Binaural impulses?

I thought binaural recordings are like sound moving around a static placed stereo microphone pair or vice versa, I dont understand how an IR could simulate either, I could be misinformed. Ive had a freeware VST in the past where it would let you move a mono track around a simulated room.
 
Maybe IRs are like modulated with space or morph from one to another IR... dunno, but that's only thing that cross my mind.
 
I thought binaural recordings are like sound moving around a static placed stereo microphone pair or vice versa, I dont understand how an IR could simulate either, I could be misinformed. Ive had a freeware VST in the past where it would let you move a mono track around a simulated room.

Binaural recordings are made by putting two microphones in a dummy head(Some of these even have sinuses and real ear canals.).. even a non-moving sound will give the effect.

Maybe IRs are like modulated with space or morph from one to another IR... dunno, but that's only thing that cross my mind.

As i understand it you have to use 2 impulses for each ear, and one front and one back to be able to create movement.
 
Sony had a pack of HTRF impulses with their impulse loader in an old version of Sound Forge I had, but I don't know if it circulated. I remember it had just a ton of different positions of the source in relation to the mic (forward left, rear right, above, below, etc). I'll see if I can find them.

One thing I've been fucking around with just for sound is to take something and mix it in 5.1 (use a simple 5.1 reverb for the room sound you want) and render it out (ac3) and then play it back in foobar using the channel mixer and dolby headphone dsps. What it does is render a stereo track that simulates the surround effect (I think is doing something similar to the readings of HTRF or something). Of course it only translates to headphones (for proximity), but it's been a bit of ghetto work around when I want something to have a larger sound stage.
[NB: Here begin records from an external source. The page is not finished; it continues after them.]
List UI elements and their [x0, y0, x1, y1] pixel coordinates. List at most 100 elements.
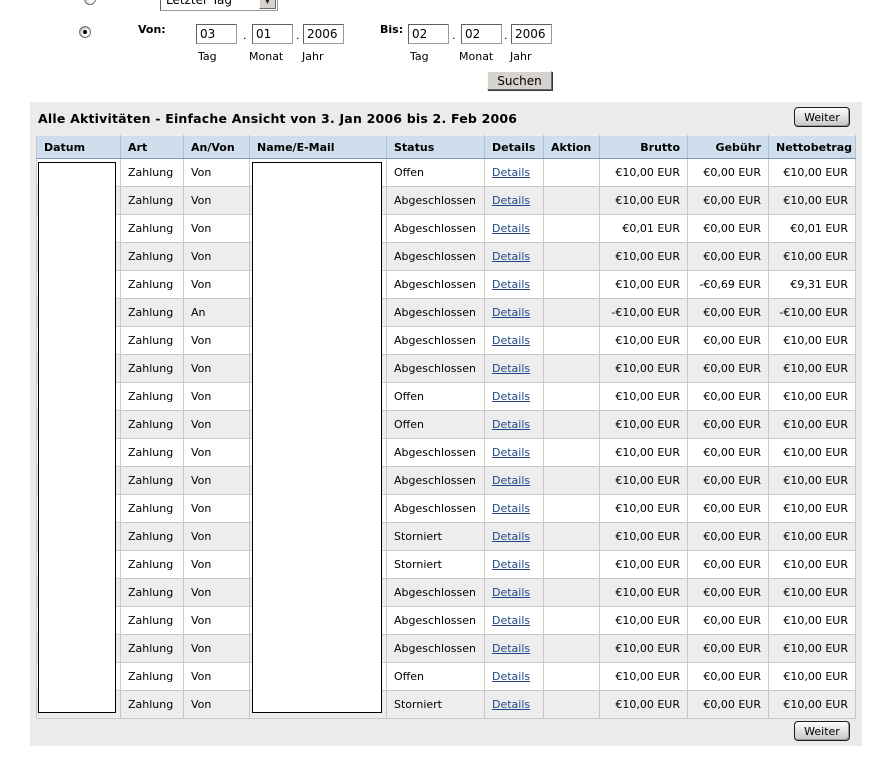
nettobetrag-cell: €10,00 EUR	[769, 523, 856, 551]
status-cell: Offen	[387, 663, 485, 691]
details-link[interactable]: Details	[492, 278, 530, 291]
gebuehr-cell: €0,00 EUR	[688, 327, 769, 355]
bis-jahr-label: Jahr	[510, 50, 531, 63]
gebuehr-cell: €0,00 EUR	[688, 215, 769, 243]
details-cell: Details	[485, 551, 544, 579]
gebuehr-cell: €0,00 EUR	[688, 495, 769, 523]
gebuehr-cell: -€0,69 EUR	[688, 271, 769, 299]
col-header-an-von: An/Von	[184, 136, 250, 159]
date-separator: .	[452, 29, 456, 42]
bis-jahr-input[interactable]	[511, 24, 552, 44]
aktion-cell	[544, 411, 600, 439]
art-cell: Zahlung	[121, 243, 184, 271]
von-jahr-input[interactable]	[303, 24, 344, 44]
details-link[interactable]: Details	[492, 614, 530, 627]
art-cell: Zahlung	[121, 439, 184, 467]
gebuehr-cell: €0,00 EUR	[688, 439, 769, 467]
an-von-cell: An	[184, 299, 250, 327]
name-email-redaction-overlay	[252, 162, 382, 713]
details-link[interactable]: Details	[492, 194, 530, 207]
results-title: Alle Aktivitäten - Einfache Ansicht von …	[38, 111, 517, 126]
details-link[interactable]: Details	[492, 166, 530, 179]
art-cell: Zahlung	[121, 327, 184, 355]
gebuehr-cell: €0,00 EUR	[688, 299, 769, 327]
details-link[interactable]: Details	[492, 362, 530, 375]
details-cell: Details	[485, 635, 544, 663]
aktion-cell	[544, 691, 600, 719]
suchen-button[interactable]: Suchen	[487, 71, 552, 90]
von-monat-input[interactable]	[252, 24, 293, 44]
an-von-cell: Von	[184, 383, 250, 411]
an-von-cell: Von	[184, 159, 250, 187]
art-cell: Zahlung	[121, 159, 184, 187]
period-dropdown[interactable]: Letzter Tag ▼	[160, 0, 278, 11]
details-link[interactable]: Details	[492, 222, 530, 235]
table-row: Zahlung Von Abgeschlossen Details €10,00…	[37, 271, 856, 299]
details-link[interactable]: Details	[492, 390, 530, 403]
weiter-button-top[interactable]: Weiter	[794, 107, 850, 127]
table-row: Zahlung Von Abgeschlossen Details €10,00…	[37, 355, 856, 383]
nettobetrag-cell: €10,00 EUR	[769, 551, 856, 579]
art-cell: Zahlung	[121, 187, 184, 215]
aktion-cell	[544, 467, 600, 495]
details-link[interactable]: Details	[492, 418, 530, 431]
brutto-cell: €10,00 EUR	[600, 495, 688, 523]
period-radio[interactable]	[84, 0, 96, 5]
details-link[interactable]: Details	[492, 306, 530, 319]
aktion-cell	[544, 215, 600, 243]
details-link[interactable]: Details	[492, 502, 530, 515]
an-von-cell: Von	[184, 439, 250, 467]
an-von-cell: Von	[184, 411, 250, 439]
brutto-cell: €10,00 EUR	[600, 607, 688, 635]
bis-tag-input[interactable]	[408, 24, 449, 44]
details-link[interactable]: Details	[492, 250, 530, 263]
details-link[interactable]: Details	[492, 586, 530, 599]
brutto-cell: €10,00 EUR	[600, 467, 688, 495]
nettobetrag-cell: €10,00 EUR	[769, 635, 856, 663]
date-separator: .	[504, 29, 508, 42]
details-cell: Details	[485, 579, 544, 607]
details-cell: Details	[485, 355, 544, 383]
page: { "form": { "separator": ".", "period_dr…	[0, 0, 890, 768]
von-tag-input[interactable]	[196, 24, 237, 44]
aktion-cell	[544, 271, 600, 299]
aktion-cell	[544, 383, 600, 411]
details-link[interactable]: Details	[492, 698, 530, 711]
col-header-gebuehr: Gebühr	[688, 136, 769, 159]
brutto-cell: €10,00 EUR	[600, 439, 688, 467]
gebuehr-cell: €0,00 EUR	[688, 383, 769, 411]
gebuehr-cell: €0,00 EUR	[688, 607, 769, 635]
details-link[interactable]: Details	[492, 642, 530, 655]
transactions-table: Datum Art An/Von Name/E-Mail Status Deta…	[36, 135, 856, 719]
nettobetrag-cell: -€10,00 EUR	[769, 299, 856, 327]
art-cell: Zahlung	[121, 467, 184, 495]
col-header-name-email: Name/E-Mail	[250, 136, 387, 159]
details-link[interactable]: Details	[492, 558, 530, 571]
an-von-cell: Von	[184, 467, 250, 495]
brutto-cell: €10,00 EUR	[600, 187, 688, 215]
an-von-cell: Von	[184, 607, 250, 635]
details-link[interactable]: Details	[492, 474, 530, 487]
chevron-down-icon[interactable]: ▼	[259, 0, 276, 9]
date-range-radio[interactable]	[79, 26, 91, 38]
table-row: Zahlung Von Storniert Details €10,00 EUR…	[37, 691, 856, 719]
nettobetrag-cell: €10,00 EUR	[769, 187, 856, 215]
bis-label: Bis:	[380, 23, 403, 36]
details-link[interactable]: Details	[492, 334, 530, 347]
nettobetrag-cell: €10,00 EUR	[769, 327, 856, 355]
details-link[interactable]: Details	[492, 446, 530, 459]
art-cell: Zahlung	[121, 271, 184, 299]
aktion-cell	[544, 299, 600, 327]
gebuehr-cell: €0,00 EUR	[688, 635, 769, 663]
status-cell: Abgeschlossen	[387, 299, 485, 327]
details-link[interactable]: Details	[492, 530, 530, 543]
brutto-cell: €10,00 EUR	[600, 523, 688, 551]
status-cell: Abgeschlossen	[387, 579, 485, 607]
details-link[interactable]: Details	[492, 670, 530, 683]
gebuehr-cell: €0,00 EUR	[688, 187, 769, 215]
brutto-cell: €10,00 EUR	[600, 355, 688, 383]
col-header-art: Art	[121, 136, 184, 159]
brutto-cell: €10,00 EUR	[600, 271, 688, 299]
bis-monat-input[interactable]	[461, 24, 502, 44]
weiter-button-bottom[interactable]: Weiter	[794, 721, 850, 741]
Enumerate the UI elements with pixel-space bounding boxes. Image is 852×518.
Plus a bonus, if you have 5.1 albums lying around - run them through the same plugins in foobar and convert out to 2ch 24bit waves - and you have some pretty convincing surround sounding stereo albums. I dropped all the Opeth 5.1s on my ipod using this method and it's a nice listen (not better, just bigger).
 
binaural works on your Head Related Transform Functions (HRTFs) - essentially the distance between your ears, and somewhat approximation of what your external ears do as filters.

You can make IRs easily if you've got access to a HATs, KEMAR etc. If not - get a matched pair of mics, put them around 17cms apart facing away from each other. Put a baffle in between (google Jecklin disk) and you may end up with something that's a pretty good effect.